How young is too young for a funeral?

I can’t even see calling the issue a “funeral.” Can you imagine bringing home the body for everyone to hold if the human was any older, either?

Sure, grieve how you want, even if it’s grieving a child who would never come to be. You want a funeral for the potential person? Fine with me. But when you start fetishizing a dead fetus, in a way you never would someone older, I can’t help but think there’s something wrong with you.

The answer to both is yes.

I should add that it was a VERY unplanned 4th child (father not in the picture, among other things) but she did want it from the beginning, and when she started having cramps and bleeding, she was admitted to the hospital. After a few days, she started to run a fever, and an ultrasound revealed that he had died in her womb, so they let nature take its course.

She is DEVASTATED. She has actually threatened suicide on Facebook and I think she’s been admitted to the local psychiatric unit at least once. Her father died (from natural causes) when she was a child, and I, among others, told her that she knows what it’s like to lose a parent too soon, and her kids wouldn’t want her to do that, and the baby wouldn’t want her to do that either.

She also asked about support groups, since she didn’t personally know anyone who had experienced anything like this, so I gave her a referral to Compassionate Friends, an organization for people who have experienced the death of a child or other descendant, and they do have a division for pregnancy loss.

Tonight I attended the first birthday celebration for a stillborn baby. This was the fourth pregnancy for a friend and her longest pregnancy. It was tough for her, but she wanted the celebration, and if she could get through it, the least I could do was attend for her.

As always funerals are for the benefit of the living not the dead, if holding a funeral helps a grieving parent cope with things then I have no problem with it whether it is a still birth, miscarriage or whatever

This is so sad. You’re a good friend for supporting her.

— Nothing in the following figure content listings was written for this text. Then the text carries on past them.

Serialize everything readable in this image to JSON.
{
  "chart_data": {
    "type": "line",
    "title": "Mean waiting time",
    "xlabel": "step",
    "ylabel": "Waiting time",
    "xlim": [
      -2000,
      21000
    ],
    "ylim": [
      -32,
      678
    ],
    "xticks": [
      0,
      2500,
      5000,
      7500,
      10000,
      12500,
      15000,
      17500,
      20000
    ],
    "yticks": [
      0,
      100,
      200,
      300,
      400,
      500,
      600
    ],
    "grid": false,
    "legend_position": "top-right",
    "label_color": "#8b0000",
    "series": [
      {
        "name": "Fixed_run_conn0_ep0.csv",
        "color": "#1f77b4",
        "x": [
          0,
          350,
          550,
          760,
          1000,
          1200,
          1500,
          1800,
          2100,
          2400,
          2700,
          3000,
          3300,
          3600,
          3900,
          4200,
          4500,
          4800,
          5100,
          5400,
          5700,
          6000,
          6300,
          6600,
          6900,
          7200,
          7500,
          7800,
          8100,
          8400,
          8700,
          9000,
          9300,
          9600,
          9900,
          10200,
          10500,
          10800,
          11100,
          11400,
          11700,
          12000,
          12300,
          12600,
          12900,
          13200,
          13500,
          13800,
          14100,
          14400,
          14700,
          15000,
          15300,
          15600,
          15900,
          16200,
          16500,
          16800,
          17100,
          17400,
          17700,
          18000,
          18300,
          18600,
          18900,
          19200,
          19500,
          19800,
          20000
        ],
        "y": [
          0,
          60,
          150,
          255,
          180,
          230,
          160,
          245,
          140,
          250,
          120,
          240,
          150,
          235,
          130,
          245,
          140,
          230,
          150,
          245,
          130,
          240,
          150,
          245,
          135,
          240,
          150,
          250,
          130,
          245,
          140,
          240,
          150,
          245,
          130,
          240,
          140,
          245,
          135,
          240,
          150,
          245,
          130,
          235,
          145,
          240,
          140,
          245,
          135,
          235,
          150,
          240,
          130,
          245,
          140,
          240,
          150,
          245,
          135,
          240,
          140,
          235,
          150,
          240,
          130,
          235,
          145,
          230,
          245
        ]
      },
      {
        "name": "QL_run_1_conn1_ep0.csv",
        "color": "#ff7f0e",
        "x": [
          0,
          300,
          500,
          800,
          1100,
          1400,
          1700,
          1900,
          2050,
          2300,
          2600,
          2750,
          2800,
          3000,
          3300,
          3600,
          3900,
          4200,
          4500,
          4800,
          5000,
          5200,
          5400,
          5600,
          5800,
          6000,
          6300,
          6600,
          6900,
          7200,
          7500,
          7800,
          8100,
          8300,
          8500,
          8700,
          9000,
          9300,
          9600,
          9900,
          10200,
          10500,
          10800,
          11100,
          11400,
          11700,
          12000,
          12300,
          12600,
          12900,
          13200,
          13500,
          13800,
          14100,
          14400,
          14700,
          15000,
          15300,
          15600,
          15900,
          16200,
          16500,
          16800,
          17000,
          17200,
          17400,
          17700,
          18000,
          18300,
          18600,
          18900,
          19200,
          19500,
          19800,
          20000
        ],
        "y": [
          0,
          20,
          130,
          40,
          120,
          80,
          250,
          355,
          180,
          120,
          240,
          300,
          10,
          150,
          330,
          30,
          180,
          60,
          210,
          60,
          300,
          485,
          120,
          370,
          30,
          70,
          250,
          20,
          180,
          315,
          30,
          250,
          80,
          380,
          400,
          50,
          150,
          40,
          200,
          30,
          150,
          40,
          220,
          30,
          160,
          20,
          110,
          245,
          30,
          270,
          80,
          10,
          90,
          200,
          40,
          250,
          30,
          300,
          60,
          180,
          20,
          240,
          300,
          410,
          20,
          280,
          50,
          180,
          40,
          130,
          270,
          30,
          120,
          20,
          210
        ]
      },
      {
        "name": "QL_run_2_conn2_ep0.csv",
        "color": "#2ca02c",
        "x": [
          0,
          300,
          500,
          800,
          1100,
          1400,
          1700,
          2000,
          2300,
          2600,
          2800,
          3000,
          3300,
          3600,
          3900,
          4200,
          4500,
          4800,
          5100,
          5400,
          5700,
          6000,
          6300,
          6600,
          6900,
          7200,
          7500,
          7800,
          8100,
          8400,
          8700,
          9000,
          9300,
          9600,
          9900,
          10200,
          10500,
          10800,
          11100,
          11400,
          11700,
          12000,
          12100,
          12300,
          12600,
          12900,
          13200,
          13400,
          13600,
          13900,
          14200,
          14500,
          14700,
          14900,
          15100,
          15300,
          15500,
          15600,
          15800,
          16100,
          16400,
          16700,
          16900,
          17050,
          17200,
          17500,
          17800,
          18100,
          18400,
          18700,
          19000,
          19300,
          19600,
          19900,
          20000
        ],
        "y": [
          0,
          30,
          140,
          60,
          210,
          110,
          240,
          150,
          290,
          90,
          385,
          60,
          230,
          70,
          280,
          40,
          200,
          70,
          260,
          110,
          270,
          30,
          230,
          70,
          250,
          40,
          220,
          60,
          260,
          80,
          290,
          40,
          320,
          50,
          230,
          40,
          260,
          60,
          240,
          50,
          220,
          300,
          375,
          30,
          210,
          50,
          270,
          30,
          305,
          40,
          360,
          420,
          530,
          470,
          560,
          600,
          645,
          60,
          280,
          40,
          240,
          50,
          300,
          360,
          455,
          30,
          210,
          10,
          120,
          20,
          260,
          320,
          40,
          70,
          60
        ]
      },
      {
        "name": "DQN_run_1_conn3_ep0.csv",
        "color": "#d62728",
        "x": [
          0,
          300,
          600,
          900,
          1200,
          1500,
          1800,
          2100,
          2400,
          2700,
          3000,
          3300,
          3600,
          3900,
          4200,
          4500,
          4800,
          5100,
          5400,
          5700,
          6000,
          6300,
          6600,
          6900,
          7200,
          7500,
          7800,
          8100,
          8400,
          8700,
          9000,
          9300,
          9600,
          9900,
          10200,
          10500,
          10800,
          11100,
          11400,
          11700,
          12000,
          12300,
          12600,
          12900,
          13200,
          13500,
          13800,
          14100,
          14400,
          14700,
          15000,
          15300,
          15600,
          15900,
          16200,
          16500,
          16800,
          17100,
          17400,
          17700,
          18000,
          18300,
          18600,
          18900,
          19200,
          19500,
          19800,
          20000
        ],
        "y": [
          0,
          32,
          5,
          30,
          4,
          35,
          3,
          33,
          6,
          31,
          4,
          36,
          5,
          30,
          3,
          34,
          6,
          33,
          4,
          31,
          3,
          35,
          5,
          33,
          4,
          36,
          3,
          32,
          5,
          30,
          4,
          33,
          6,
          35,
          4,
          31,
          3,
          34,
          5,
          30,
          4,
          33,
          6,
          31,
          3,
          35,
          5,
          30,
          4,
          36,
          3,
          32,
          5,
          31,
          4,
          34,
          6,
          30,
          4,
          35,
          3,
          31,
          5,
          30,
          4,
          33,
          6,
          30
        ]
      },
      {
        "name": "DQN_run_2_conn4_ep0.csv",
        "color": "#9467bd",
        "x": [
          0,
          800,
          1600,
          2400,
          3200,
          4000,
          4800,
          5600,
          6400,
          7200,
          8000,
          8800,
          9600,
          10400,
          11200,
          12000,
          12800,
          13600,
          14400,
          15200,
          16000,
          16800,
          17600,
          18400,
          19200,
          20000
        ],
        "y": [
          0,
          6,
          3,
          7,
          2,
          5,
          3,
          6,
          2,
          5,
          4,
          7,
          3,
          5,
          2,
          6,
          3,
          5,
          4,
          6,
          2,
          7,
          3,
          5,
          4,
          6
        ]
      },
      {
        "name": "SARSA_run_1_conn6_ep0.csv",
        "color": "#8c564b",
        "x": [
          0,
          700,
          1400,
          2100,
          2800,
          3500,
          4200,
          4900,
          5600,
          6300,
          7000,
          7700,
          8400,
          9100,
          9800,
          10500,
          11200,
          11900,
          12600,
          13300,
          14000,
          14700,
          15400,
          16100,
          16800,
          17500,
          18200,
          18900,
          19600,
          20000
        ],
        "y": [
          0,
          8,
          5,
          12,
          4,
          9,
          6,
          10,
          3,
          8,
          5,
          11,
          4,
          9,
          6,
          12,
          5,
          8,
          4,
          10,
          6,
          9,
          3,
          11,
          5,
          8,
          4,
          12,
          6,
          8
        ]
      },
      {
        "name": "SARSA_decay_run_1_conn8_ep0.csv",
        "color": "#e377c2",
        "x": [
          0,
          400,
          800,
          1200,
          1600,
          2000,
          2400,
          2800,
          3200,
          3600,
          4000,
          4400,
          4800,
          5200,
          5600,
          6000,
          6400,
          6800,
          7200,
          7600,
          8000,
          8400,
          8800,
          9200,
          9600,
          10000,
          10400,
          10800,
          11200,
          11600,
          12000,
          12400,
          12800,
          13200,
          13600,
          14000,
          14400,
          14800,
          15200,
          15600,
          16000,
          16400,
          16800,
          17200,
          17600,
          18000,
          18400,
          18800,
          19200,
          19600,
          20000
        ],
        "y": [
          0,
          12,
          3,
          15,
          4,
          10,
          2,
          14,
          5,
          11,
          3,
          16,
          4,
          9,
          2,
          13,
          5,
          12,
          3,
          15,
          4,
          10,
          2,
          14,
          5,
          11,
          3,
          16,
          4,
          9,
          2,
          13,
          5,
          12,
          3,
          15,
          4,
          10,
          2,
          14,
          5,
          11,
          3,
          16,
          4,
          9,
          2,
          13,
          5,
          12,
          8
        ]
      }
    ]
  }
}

Poor woman. :frowning: Compassionate Friends and a grief counselor helped a former coworker of mine who had a series of miscarriages then an ectopic pregnancy before her doctor told her to not even think of trying to concieve again. She wanted children more than anything and she was just gutted.

A niece had a stillbirth at around 7 months after a very difficult pregnancy and they did have a small funeral, burial, and gravestone. No one was anything but sympathetic.

I don’t think there’s an appropriate age before which a funeral is inappropriate - it really depends upon the parents. However, if I were asked to attend a funeral for a fetus that was six weeks along I’d raise an eyebrow.

Still, some women have a lot of trouble getting pregnant and/or consider babies a gift from god. Having some experience with that (ectopic pregnancy in 2011), I can understand the grief of having that snatched away. I still think about that baby every January 28 even though it never had a chance and wasn’t actually a baby yet, and more a bundle of cells. But I would never, ever, ever think of taking it home to my family, whether it was 6 weeks old or 1 year old.

My parents had two stillborn babies. They held funerals for both.
I don’t think there’s an appropriate cut-off. People should do what they feel is best.

You raised the question, but I don’t see where you offered your opinion. What do you think? Is there too young an age? And if you think so, do you let the parents know that they’ve committed some sort of faux pas?

I also gave a CP referral to a woman at my old church whose planned pregnancy was molar, meaning that she had a defective placenta and no fetus. It does produce pregnancy hormones and symptoms, and must be terminated because obviously, there’s no baby, and a small but significant percentage of these are cancerous. Hers wasn’t, but she had to have her HCG levels monitored for about a year, and was told not to conceive during that time.

She had also mentioned on Facebook that she didn’t know anyone else to whom anything like this had happened. She couldn’t figure out why she was grieving a baby that wasn’t a baby, and other people told her that it was probably the hormones doing it to her.

Funerals are for the grieving. You go to support them so whatever the parents need is ok.

My sister’s fourth child was full-term stillborn. Yes, they had a funeral and a graveside service. When my sister died 50 years later, my brother-in-law had the infant re-interred at my sister’s grave. As far as he and my sister were concerned, that stillborn child is as much their child as the other three.

I probably had an early miscarriage. I never bothered to get a pregnancy test, and while I was a little disappointed not to have made a baby, I certainly didn’t mourn. On the other hand, I’ve held funerals for cats. We all said goodbye and shoveled a little dirt onto the grave. So I’m not going to mock anyone who wants to hold a funeral for a stillborn baby, and certainly not for a baby who was born alive.

Everyone has different emotional reactions and needs, and if a funeral helps you grieve your loss, I support your funeral.

About 16 years ago my wife had preemie twins at 23 weeks. Both about a pound and a half each. They never left the NICU. One died at 11 days and the other 12.
We had a funeral for them that was open casket. They wore some baby doll dresses. Then cremated and buried at the cemetery.

Funerals are not for the dead, but for the living. It is not my place to say that anyone expressing grief is doing it wrong. Would I hold a funeral for a miscarriage? I honestly don’t know, and hope I never find out. Would I ever criticize anyone else for doing so? Absolutely 100% not.